The fulcrum of Hu Liu’s work is a focus on the marks left by paint. In her 2004 Cold Window, she used a candle to “trace” the scene outside a window onto the glass itself, turning the likeness of objects into scribbles of the objects. Later the pleasure of scribbling togetehr with her obsession for pencils creates the seemingly feverish marks of her drawings.
But Hu Liu does not just scribble wildly. She follows the strucrure of the objects, or their growth to the extent that the pencil seems to be part of the object or an extension of it. In other words, Hu Liu’s drawing process is one of touching the object. For this reason, her drawings have a pure tactile quality.
“Linear style is the style of distinctiveness plastically felt. The evenly firm and clear boundaries of solid objects give the spectator a feeling of security, as if he could move along them with his fingers... Representation and thing are, so to speak, identical.” That is how Heinrich Wofflin describes the linear style of painting, and though he used the words “linear” and “touch” to describe ranaissance painting, the relationship betwwen lines and touch has not changed over time, and they still coexist on Hu Liu’s drawings.

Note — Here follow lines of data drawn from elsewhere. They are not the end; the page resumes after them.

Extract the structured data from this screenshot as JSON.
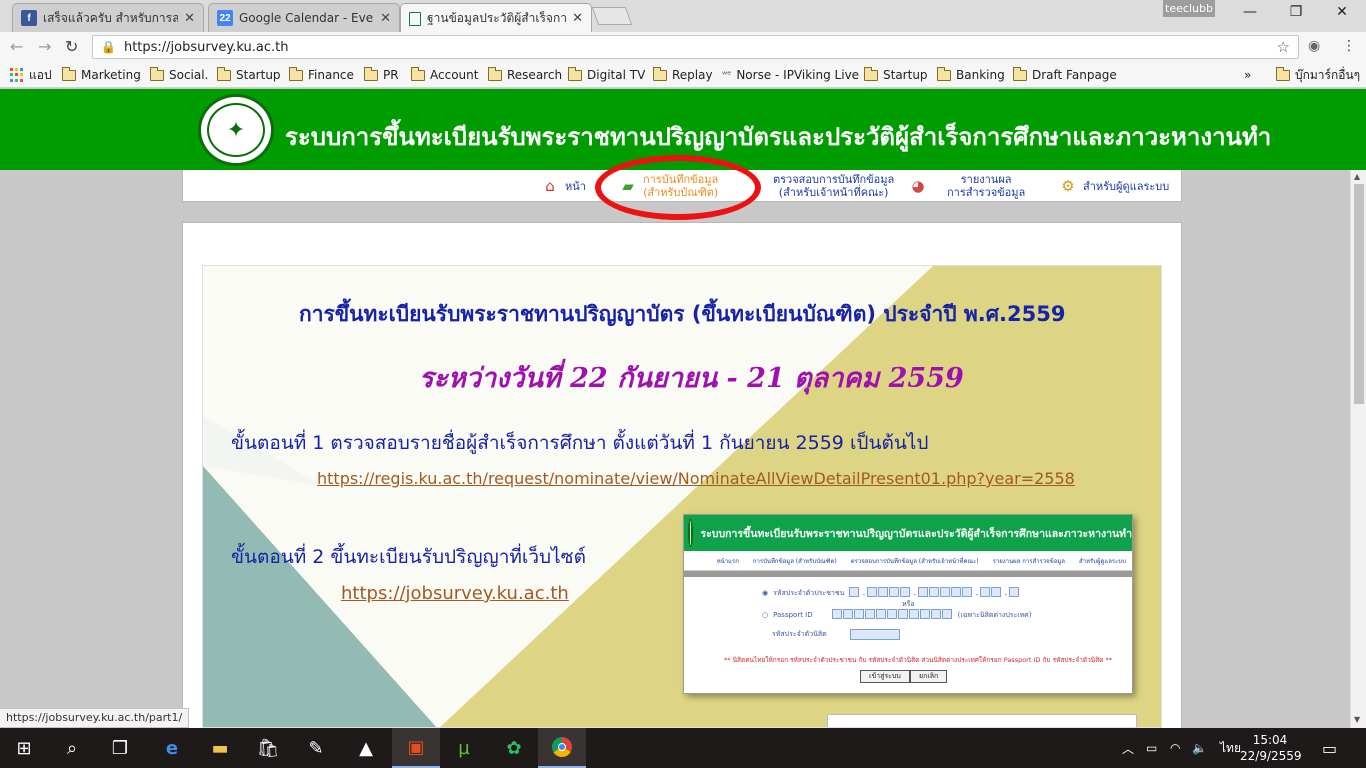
{
  "browser": {
    "tabs": [
      {
        "title": "เสร็จแล้วครับ สำหรับการลงท",
        "favicon": "f",
        "favicon_color": "#3b5998",
        "active": false
      },
      {
        "title": "Google Calendar - Event",
        "favicon": "22",
        "favicon_color": "#4285f4",
        "active": false
      },
      {
        "title": "ฐานข้อมูลประวัติผู้สำเร็จการศึ",
        "favicon": "",
        "favicon_color": "#0b8043",
        "active": true
      }
    ],
    "profile_name": "teeclubb",
    "url": "https://jobsurvey.ku.ac.th",
    "status_url": "https://jobsurvey.ku.ac.th/part1/"
  },
  "bookmarks": {
    "apps_label": "แอป",
    "items": [
      {
        "label": "Marketing"
      },
      {
        "label": "Social."
      },
      {
        "label": "Startup"
      },
      {
        "label": "Finance"
      },
      {
        "label": "PR"
      },
      {
        "label": "Account"
      },
      {
        "label": "Research"
      },
      {
        "label": "Digital TV"
      },
      {
        "label": "Replay"
      },
      {
        "label": "Norse - IPViking Live"
      },
      {
        "label": "Startup"
      },
      {
        "label": "Banking"
      },
      {
        "label": "Draft Fanpage"
      }
    ],
    "overflow": "»",
    "other": "บุ๊กมาร์กอื่นๆ"
  },
  "site": {
    "title": "ระบบการขึ้นทะเบียนรับพระราชทานปริญญาบัตรและประวัติผู้สำเร็จการศึกษาและภาวะหางานทำ",
    "menu": {
      "home": "หน้า",
      "record_line1": "การบันทึกข้อมูล",
      "record_line2": "(สำหรับบัณฑิต)",
      "check_line1": "ตรวจสอบการบันทึกข้อมูล",
      "check_line2": "(สำหรับเจ้าหน้าที่คณะ)",
      "report_line1": "รายงานผล",
      "report_line2": "การสำรวจข้อมูล",
      "admin": "สำหรับผู้ดูแลระบบ"
    },
    "accent_color": "#019c01",
    "highlight_color": "#ee1111"
  },
  "banner": {
    "heading": "การขึ้นทะเบียนรับพระราชทานปริญญาบัตร (ขึ้นทะเบียนบัณฑิต) ประจำปี พ.ศ.2559",
    "date_range": "ระหว่างวันที่  22 กันยายน - 21 ตุลาคม 2559",
    "step1": "ขั้นตอนที่ 1 ตรวจสอบรายชื่อผู้สำเร็จการศึกษา ตั้งแต่วันที่ 1 กันยายน 2559 เป็นต้นไป",
    "step1_link": "https://regis.ku.ac.th/request/nominate/view/NominateAllViewDetailPresent01.php?year=2558",
    "step2": "ขั้นตอนที่ 2 ขึ้นทะเบียนรับปริญญาที่เว็บไซต์",
    "step2_link": "https://jobsurvey.ku.ac.th"
  },
  "screenshot": {
    "title": "ระบบการขึ้นทะเบียนรับพระราชทานปริญญาบัตรและประวัติผู้สำเร็จการศึกษาและภาวะหางานทำ",
    "menu": [
      "หน้าแรก",
      "การบันทึกข้อมูล (สำหรับบัณฑิต)",
      "ตรวจสอบการบันทึกข้อมูล (สำหรับเจ้าหน้าที่คณะ)",
      "รายงานผล การสำรวจข้อมูล",
      "สำหรับผู้ดูแลระบบ"
    ],
    "id_label": "รหัสประจำตัวประชาชน",
    "or_label": "หรือ",
    "passport_label": "Passport ID",
    "passport_hint": "(เฉพาะนิสิตต่างประเทศ)",
    "student_label": "รหัสประจำตัวนิสิต",
    "note": "** นิสิตคนไทยให้กรอก รหัสประจำตัวประชาชน กับ รหัสประจำตัวนิสิต ส่วนนิสิตต่างประเทศให้กรอก Passport ID กับ รหัสประจำตัวนิสิต **",
    "login_button": "เข้าสู่ระบบ",
    "cancel_button": "ยกเลิก"
  },
  "taskbar": {
    "language": "ไทย",
    "time": "15:04",
    "date": "22/9/2559"
  }
}
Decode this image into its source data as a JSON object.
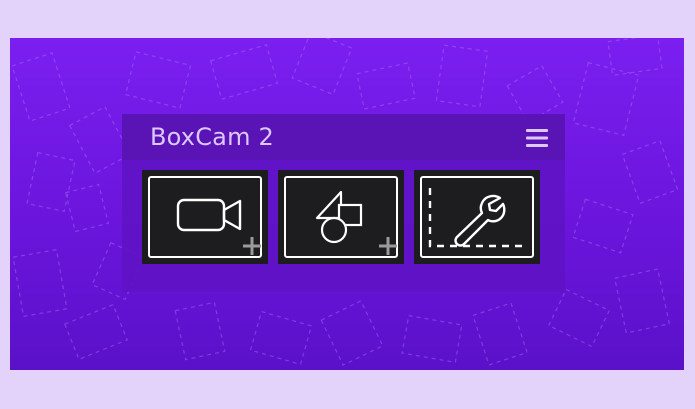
{
  "app": {
    "title": "BoxCam 2"
  },
  "header": {
    "menu_icon": "hamburger-menu-icon"
  },
  "tiles": [
    {
      "id": "add-camera",
      "icon": "video-camera-icon",
      "badge": "plus-icon"
    },
    {
      "id": "add-shape",
      "icon": "shapes-icon",
      "badge": "plus-icon"
    },
    {
      "id": "settings",
      "icon": "wrench-icon",
      "badge": "dashed-frame-icon"
    }
  ],
  "colors": {
    "page_background": "#e3d3fb",
    "stage_gradient_top": "#7a1ff0",
    "stage_gradient_bottom": "#5a11c9",
    "panel_background": "#6014c4",
    "header_background": "#5a13b5",
    "title_text": "#dcc8ff",
    "tile_background": "#1d1d1f",
    "icon_stroke": "#ffffff",
    "plus_badge": "#9a9a9a"
  }
}
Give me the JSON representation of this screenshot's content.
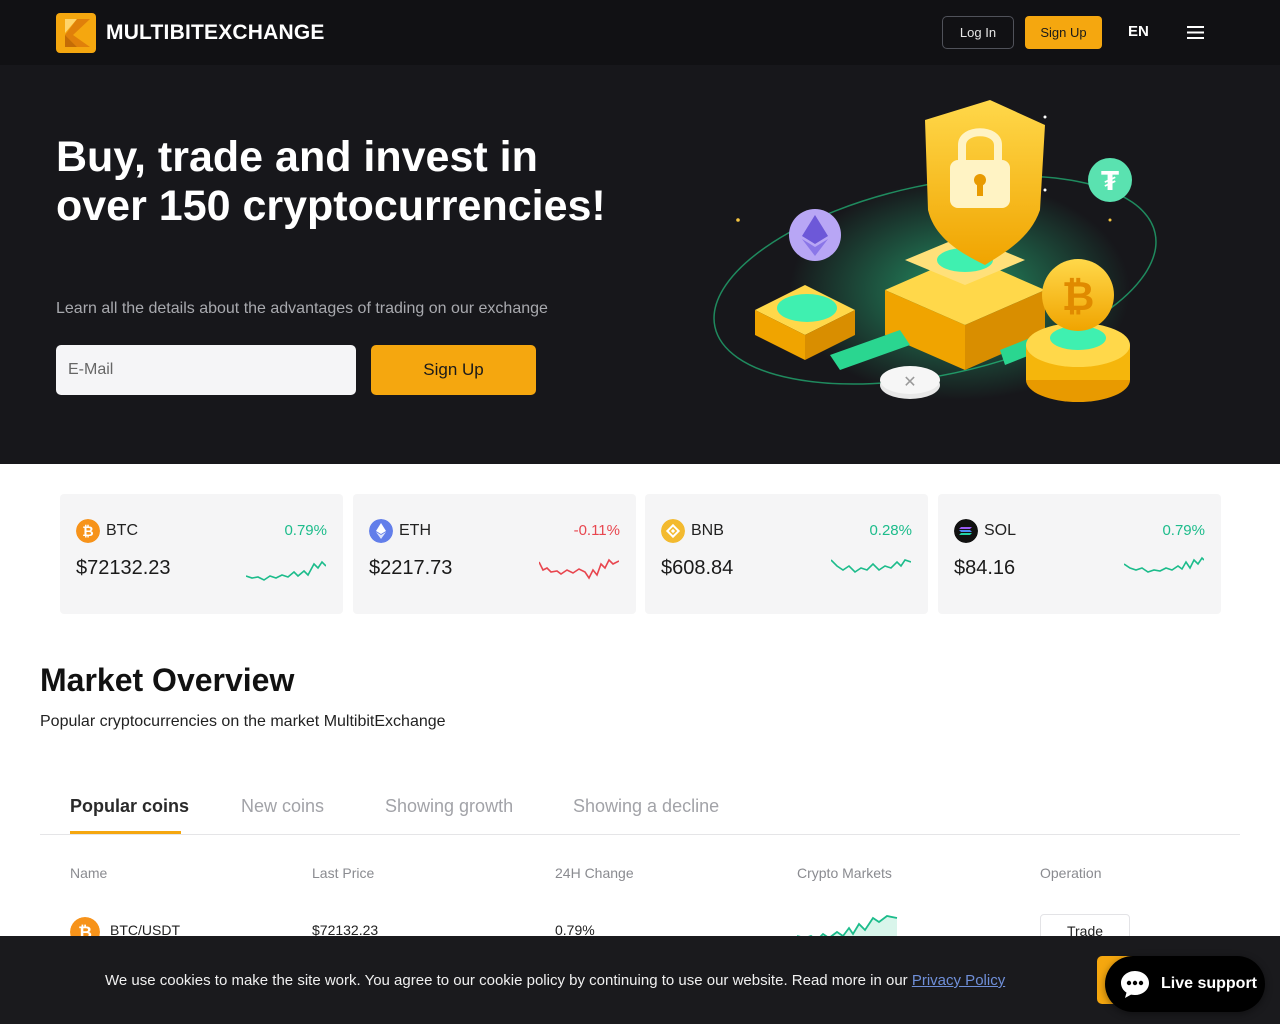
{
  "header": {
    "brand": "MULTIBITEXCHANGE",
    "login_label": "Log In",
    "signup_label": "Sign Up",
    "language": "EN",
    "logo_icon": "multibit-logo-icon",
    "menu_icon": "hamburger-menu-icon"
  },
  "hero": {
    "title": "Buy, trade and invest in over 150 cryptocurrencies!",
    "subtitle": "Learn all the details about the advantages of trading on our exchange",
    "email_placeholder": "E-Mail",
    "signup_label": "Sign Up",
    "illustration": "crypto-security-illustration"
  },
  "tickers": [
    {
      "symbol": "BTC",
      "change": "0.79%",
      "price": "$72132.23",
      "direction": "up",
      "icon": "bitcoin-icon",
      "color": "#f7931a"
    },
    {
      "symbol": "ETH",
      "change": "-0.11%",
      "price": "$2217.73",
      "direction": "down",
      "icon": "ethereum-icon",
      "color": "#627eea"
    },
    {
      "symbol": "BNB",
      "change": "0.28%",
      "price": "$608.84",
      "direction": "up",
      "icon": "bnb-icon",
      "color": "#f3ba2f"
    },
    {
      "symbol": "SOL",
      "change": "0.79%",
      "price": "$84.16",
      "direction": "up",
      "icon": "solana-icon",
      "color": "#111111"
    }
  ],
  "market": {
    "title": "Market Overview",
    "subtitle": "Popular cryptocurrencies on the market MultibitExchange",
    "tabs": [
      "Popular coins",
      "New coins",
      "Showing growth",
      "Showing a decline"
    ],
    "active_tab": "Popular coins",
    "columns": [
      "Name",
      "Last Price",
      "24H Change",
      "Crypto Markets",
      "Operation"
    ],
    "rows": [
      {
        "pair": "BTC/USDT",
        "last_price": "$72132.23",
        "change": "0.79%",
        "operation": "Trade",
        "icon": "bitcoin-icon"
      }
    ]
  },
  "cookie": {
    "text": "We use cookies to make the site work. You agree to our cookie policy by continuing to use our website. Read more in our ",
    "link_text": "Privacy Policy"
  },
  "support": {
    "label": "Live support",
    "icon": "chat-bubble-icon"
  },
  "colors": {
    "accent": "#f5a70f",
    "up": "#1cbc8b",
    "down": "#e8464f",
    "dark_bg": "#17171b"
  }
}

Of course, in Hu Liu’s drawings, lines have already escaped their pure shape forming goal. The lines are touching the object on the other hand, and presenting themselves on the other. So the choice of pencil stems from the fact that pencils can record every trace to the greatest extent, and can endlessly reproduce them. In this endlessly repeating act, the goal of forming shape is reduced to almost nothing, only leaving behind a shadow of the original shape - this reduces the object to a mere apparition, existing only as a guide to or result of the scribbling.
This has also determined Hu Liu’s choice of objects. Those objects with constantly changing surfaces become the matrix for her scribbles, such as plants growing leaves and flowers. But her rich spatial aspect has been translated, better yet, the visual space has been transformed into a tactile temporal sense; the dense front-to-back relationship between the leaves and flower petals has been turned into a repetitive sequential relationship between traces. The traces are stacked and interwined to form a temporal fabric.
This temporality is sometimes intentionally emphasized. In her group of small-sized drawings, she always writes the date, giving these drawings the qualities of a journal, with a sense of individualized recording of time.
With Hu Liu, there is no apparent evidence of a discussion of the issues of drawing and painting. She has summed up drawing as a motion (scribbling or touching), and endlessly continued that motion - this includes a self-defined desire or need to draw.